La jurisprudence a progressivement dessiné et imposé un équilibre entre l'exercice de la liberté d'expression des salariés et la préservation des intérêts de l'employeur.
Dernièrement, dans un arrêt du 11 décembre 2024, la Haute Cour a précisé le régime juridique entourant l'utilisation des messageries au travail et le secret des correspondances, étant entendu que la frontière entre sphère professionnelle et vie privée est pour le moins tenue.
Contours et limites d'une liberté strictement encadrée.
Tout salarié bénéficie d'une liberté d'expression dans l'entreprise, comme en dehors de celle-ci.
Par principe, les opinions émises par les salariés dans le cadre de l'exercice de leurs fonctions et en dehors ne peuvent dès lors pas motiver une sanction disciplinaire ou un licenciement.
En effet, le salarié jouit, dans l'entreprise et en dehors de celle-ci, de sa liberté d'expression qui n'est limitée que par la notion d'usage abusif.
Il peut ainsi exprimer des opinions politiques, syndicales ou encore religieuses, sans que l'employeur puisse le sanctionner pour ce motif.
Ce principe s'applique quelle que soit la position hiérarchique du salarié.
Le droit d'expression s'exerce aussi bien dans la vie privée du salarié, mais également sur les lieux et pendant son temps de travail.
Relève notamment de la liberté d'expression du salarié le droit de :
- Contester une sanction disciplinaire qui lui a été notifiée et qu'il considère injustifiée ;
- Porter une critique sur l'entreprise qui l'emploie en présence de ses collègues de travail, sur un lieu privé, hors de la présence de la direction ;
- D'alerter l'inspection du travail sur tout manquement de l'employeur ;
- ...
Toutefois, non seulement l'employeur peut apporter des restrictions à cette liberté dès lors qu'elles sont justifiées par la nature de la tâche à accomplir et proportionnées au but recherché, mais le droit d'expression peut également être jugé comme étant abusif.
La limite n'est pas évidente à cerner.
Où commence en effet l'abus de langage ? Quelle est l'étendue du pouvoir de l'employeur en la matière ?
Lorsque les propos exprimés par le salarié caractérisent un abus de son droit d'expression, ce dernier peut être sanctionné.
L'abus dans la liberté d'expression du salarié peut notamment être caractérisé par des propos injurieux, diffamatoires, mensongers ou excessifs sur ou à l'égard de l'employeur.

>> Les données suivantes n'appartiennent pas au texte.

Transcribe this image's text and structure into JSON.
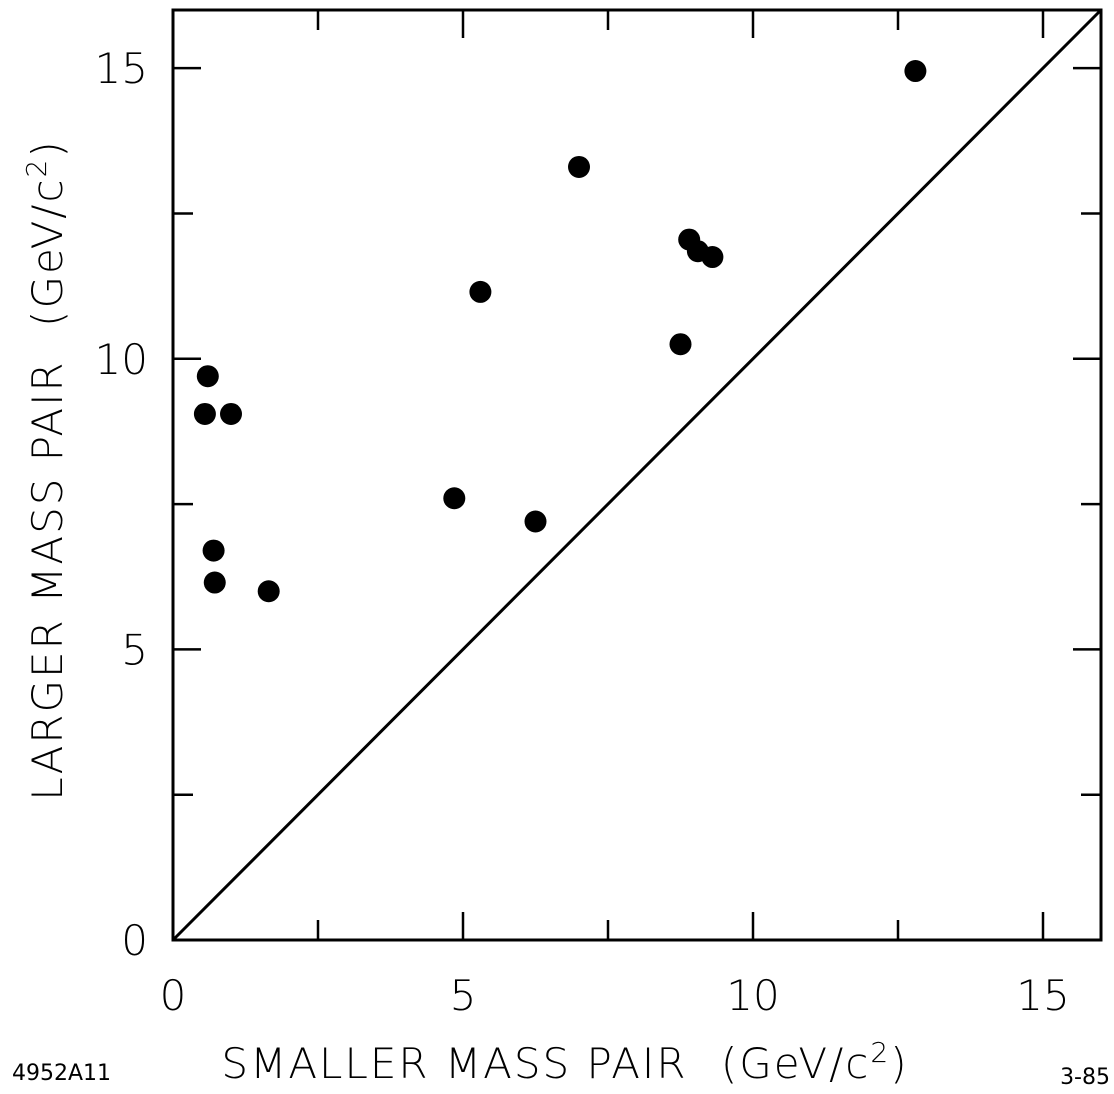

Ont notamment été jugés comme relevant d'un abus du droit d'expression du salarié :
- L'envoi par le salarié à son employeur d'une lettre injurieuse sur son supérieur ;
- Le fait pour un salarié de proférer des accusations mensongères avec l'intention de nuire ;
- ...
Dans la pratique, en cas de litige, les juges du fond devront apprécier les circonstances dans lesquelles les propos du salarié ont été tenus.
Sont notamment pris en compte les fonctions du salarié dans l'entreprise, les personnes destinataires des propos, le contexte et les éventuels antécédents disciplinaires.
Dernièrement, dans un arrêt de décembre 2024, la Cour de Cassation a précisé les contours de l'abus dans la liberté d'expression du salarié.
Ainsi, les messages adressés par un salarié à des collègues en poste ou ayant quitté l'entreprise, contenant des propos critiques et dénigrants à l'égard de ses dirigeants, qui bénéficient d'une présomption de caractère professionnel pour avoir été envoyés au moyen du téléphone mis à sa disposition pour les besoins de son travail et dont le contenu est en rapport avec son activité professionnelle, ne revêtent pas un caractère privé et peuvent être retenus au soutien d'une procédure disciplinaire, peu important que ces échanges ne soient pas destinés à être rendus publics.
Les propos tenus par un salarié dans la sphère privée peuvent donc désormais être retenus à l'aune d'une procédure disciplinaire reposant sur un abus de la liberté d'expression du salarié.